In Voyager's epic 1996 episode "Flashback," Captain Janeway is able to interact with Captain Sulu in the year 2293, all thanks to becoming part of Tuvok's mind. Once again, the Vulcans are the gateway to great mindscape stories, an idea that also pops up again in Enterprise. There, in the three-part adventure that starts with "The Forge," Captain Archer learns more about Vulcan pre-history than any other human, specifically by carrying the katra of Surak. Memories aren't exactly time travel, except in Star Trek, when they kind of are.

What makes both of these mindscape stories wonderful though, is not just the way Vulcan techniques allow human characters to cross the centuries. The key detail, like in the latest Discovery, is that both Janeway and Archer, in their respective stories, learn something about themselves.

Contemporary Mindscapes

M'Benga (Babs Olusanmokun), wearing robes and a crown, walks down the Enterprise's hallway. Ortegas (Melissa Navia) and Pike (Anson Mount) follow him. Pike holds a lantern, and both characters are dressed in medieval costumes in 'The Elysian Kingdom'

"The Elysian Kingdom"

Since the explosion of new Star Trek TV series — starting with Star Trek: Discovery in 2017 — the franchise has continued to demonstrate how the mind itself can create some of the best kinds of science fiction stories.

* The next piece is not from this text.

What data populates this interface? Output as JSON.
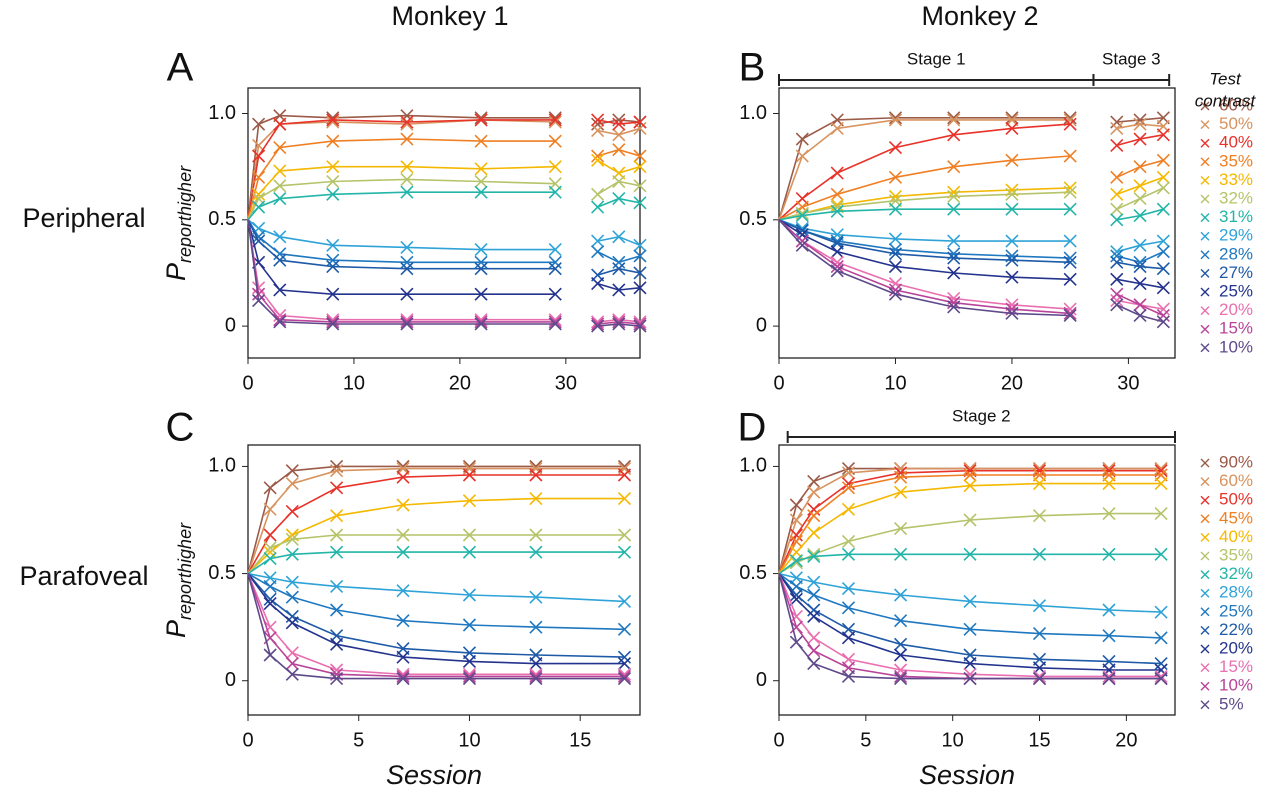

In 2022, the third season of Star Trek: Lower Decks gave us "Reflections," in which Rutherford has to battle within his own mindscape to defeat a younger, more reckless, and dangerous version of himself. That same year, in Star Trek: Picard's second season episode "Monsters," Tallinn journeys inside the mind of Jean-Luc, encountering not just a younger version of the titular hero, but his mother and father, too. 

Also in 2022 (apparently a year of mindscapes!), Star Trek: Strange New Worlds gave us "The Elysian Kingdom," in which Dr. M'Benga's daughter Rukiya transforms the ship into a fairytale out of her own mind. Well, it's not really her mind, but instead, based on a bedtime story her dad read to her, written by none other than Benny Russell. Seriously, is it possible he's writing everything as you’re reading this? 

Discovery's Mindscape Comes Full Circle

Michael Burnham revisits one of Sarek's past memory with her and Amanda Grayson via a mind meld in 'Lethe'


All the newer explorations of mindscapes in the newer Star Trek series serve a similar purpose as similar storylines in the older shows — by exploring our minds and memories in a more literal, fanciful way, Star Trek is providing wish fulfillment about an aspect of life that often proves elusive.

In Picard's second season, Jean-Luc's journey in his own mindscape frees him of trauma and pain he'd been suppressing for decades. In "The Elysian Kingdom," Rukiya's mindscape literally becomes part of the fabric of everyone else's lives, putting the crew in the story of another person, in a way that suggests the kind of intimate empathy we all wish we could experience in real life.

Discovery's journey into Burnham's mind is along this path too, and interestingly, calls back to a poignant episode from the series' first season, "Lethe." In that episode, Burnham had to enter the mindscape of adoptive father, Sarek, and in doing so, learn the truth of his own pain, and his shame in the mistakes he made while raising her alongside Spock. "Lethe" was a turning point for our understanding of Burnham and Sarek, and showed a way for father and daughter to heal through a melding of the minds.

Now, with its final season, Discovery brought Burnham back to mindscape, but this time, not to learn about her family, but instead, about herself. And from "The Cage" to "The Inner Light" to "Far Beyond the Stars," that journey of self-discovery is just as much a definition of Star Trek as boldly going through space.